I give her the brief play-by-play—without the part about my fins curling or how nice and warm his lips felt or how he made me kiss him again before going underwater or how he didn’t have to try that hard to make me. When I’m done, she doesn’t say a word. Just plucks another frond, rolls onto her back, and lets it flutter in the current.

“Well?” I prod.

“Well what?” she replies.

“Don’t you think that sucks rotten fish eggs?” Why isn’t my best friend commiserating with me about how awful this situation is? Shouldn’t she be outraged at his forward behavior and agreeing that we should have a pair of dolphins drop him in the Arctic? I kick up from the anemones and twist around so I’m floating in front of her. “I’ve told you the stories. Like about the time he spent a week following me to and from school on his motorcycle—never said a word, just rumbled along ten feet behind me the whole way. And that he slams my locker shut every time he walks by. And how he always manages to ruin every possible moment of progress I make with Brody. I mean, don’t you think he’s the worst slime to ever sink fin on the ocean floor? He’s just so mean and rude and—”

“Floating right behind you,” Peri says, not looking away from her anemone grooming.
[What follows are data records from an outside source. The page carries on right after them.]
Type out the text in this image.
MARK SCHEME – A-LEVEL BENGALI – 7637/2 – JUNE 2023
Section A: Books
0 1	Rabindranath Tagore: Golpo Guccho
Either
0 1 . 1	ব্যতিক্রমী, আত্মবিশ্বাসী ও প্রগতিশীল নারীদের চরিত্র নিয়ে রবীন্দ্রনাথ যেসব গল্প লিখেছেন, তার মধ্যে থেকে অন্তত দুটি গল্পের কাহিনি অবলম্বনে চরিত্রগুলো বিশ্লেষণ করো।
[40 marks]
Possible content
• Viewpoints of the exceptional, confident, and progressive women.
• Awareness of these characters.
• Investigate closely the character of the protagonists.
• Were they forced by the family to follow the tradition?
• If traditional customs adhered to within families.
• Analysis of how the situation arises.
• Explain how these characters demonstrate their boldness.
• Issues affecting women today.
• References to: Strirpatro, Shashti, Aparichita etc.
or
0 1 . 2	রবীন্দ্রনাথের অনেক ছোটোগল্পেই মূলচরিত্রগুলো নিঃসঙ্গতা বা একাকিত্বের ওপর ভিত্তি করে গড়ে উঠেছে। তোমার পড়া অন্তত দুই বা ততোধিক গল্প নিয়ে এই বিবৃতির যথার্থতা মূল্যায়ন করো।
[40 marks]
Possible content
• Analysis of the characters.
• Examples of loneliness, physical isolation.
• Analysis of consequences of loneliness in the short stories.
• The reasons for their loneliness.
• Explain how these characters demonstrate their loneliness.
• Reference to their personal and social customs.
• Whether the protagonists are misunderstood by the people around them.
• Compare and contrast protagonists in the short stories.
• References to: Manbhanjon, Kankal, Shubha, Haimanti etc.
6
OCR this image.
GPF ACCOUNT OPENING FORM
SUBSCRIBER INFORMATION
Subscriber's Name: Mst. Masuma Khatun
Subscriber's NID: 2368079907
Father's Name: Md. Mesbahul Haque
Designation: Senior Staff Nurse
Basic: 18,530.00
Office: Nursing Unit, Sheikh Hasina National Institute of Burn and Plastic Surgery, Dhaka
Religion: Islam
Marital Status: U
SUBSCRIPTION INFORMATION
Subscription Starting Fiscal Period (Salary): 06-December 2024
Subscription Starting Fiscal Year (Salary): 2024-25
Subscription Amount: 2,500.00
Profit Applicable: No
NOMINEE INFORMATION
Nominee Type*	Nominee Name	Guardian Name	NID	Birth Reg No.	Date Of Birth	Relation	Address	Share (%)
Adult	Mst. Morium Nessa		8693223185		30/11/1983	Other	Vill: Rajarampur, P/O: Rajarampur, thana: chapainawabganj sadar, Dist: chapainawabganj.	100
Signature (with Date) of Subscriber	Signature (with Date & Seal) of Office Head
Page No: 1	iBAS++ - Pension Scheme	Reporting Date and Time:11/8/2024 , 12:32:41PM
I freeze. Maybe she is just messing with me. Or she’s mistaken. Or—

“Talking about me, Princess?”

Of course. I close my eyes and gulp in a deep breath before spinning around. “Quince, I—”

“No harm, no foul,” he says, waving off my apology. He’s playing like it’s no big, but I see something in his eyes—I sense something in him—that says it’s bigger than he’s admitting. I feel it. He doesn’t relent, though. “That wakemaker is some piece of power.” He gestures back toward the gate, where Cid and Barney are now trying to wrestle the wakemaker back into the tower garage.

“Yeah,” I agree, trying to make up for acting like a sea witch by being extra nice. “It takes a little getting used to. The trick is letting out the clutch real slow.”

He flashes me another brilliant smile. “I’ll remember that next time.”

Peri makes a really loud yawning noise behind me. “Time for me to head home,” she says. “Gotta get the little cousins tucked into bed.”

“Do you have to go now?” I spin around, pleading with my eyes for her to stay. To not leave me alone with Quince.

“Yes.” She gives me a meaningful look, one that says, I can’t save you all the time. “Besides, between Doe’s party and your”—she shrugs at Quince—“return, I’m wiped out. I’ll be asleep before I float through the door.”

Then, before I can argue or beg or threaten blackmail, she waves good night and swims away. I watch her disappear through the gates. It’s not like I’ve never been alone with Quince before, but now it feels different. Now he knows the truth about me—the whole royal truth—and I’m beyond nervous about facing him.

Finally I turn around.

“I—”

“I’m wiped, too,” he says before I have to make verbal sense of my thoughts, saving me from saying something stupid. “Your dad said you’d show me to the starfish room?”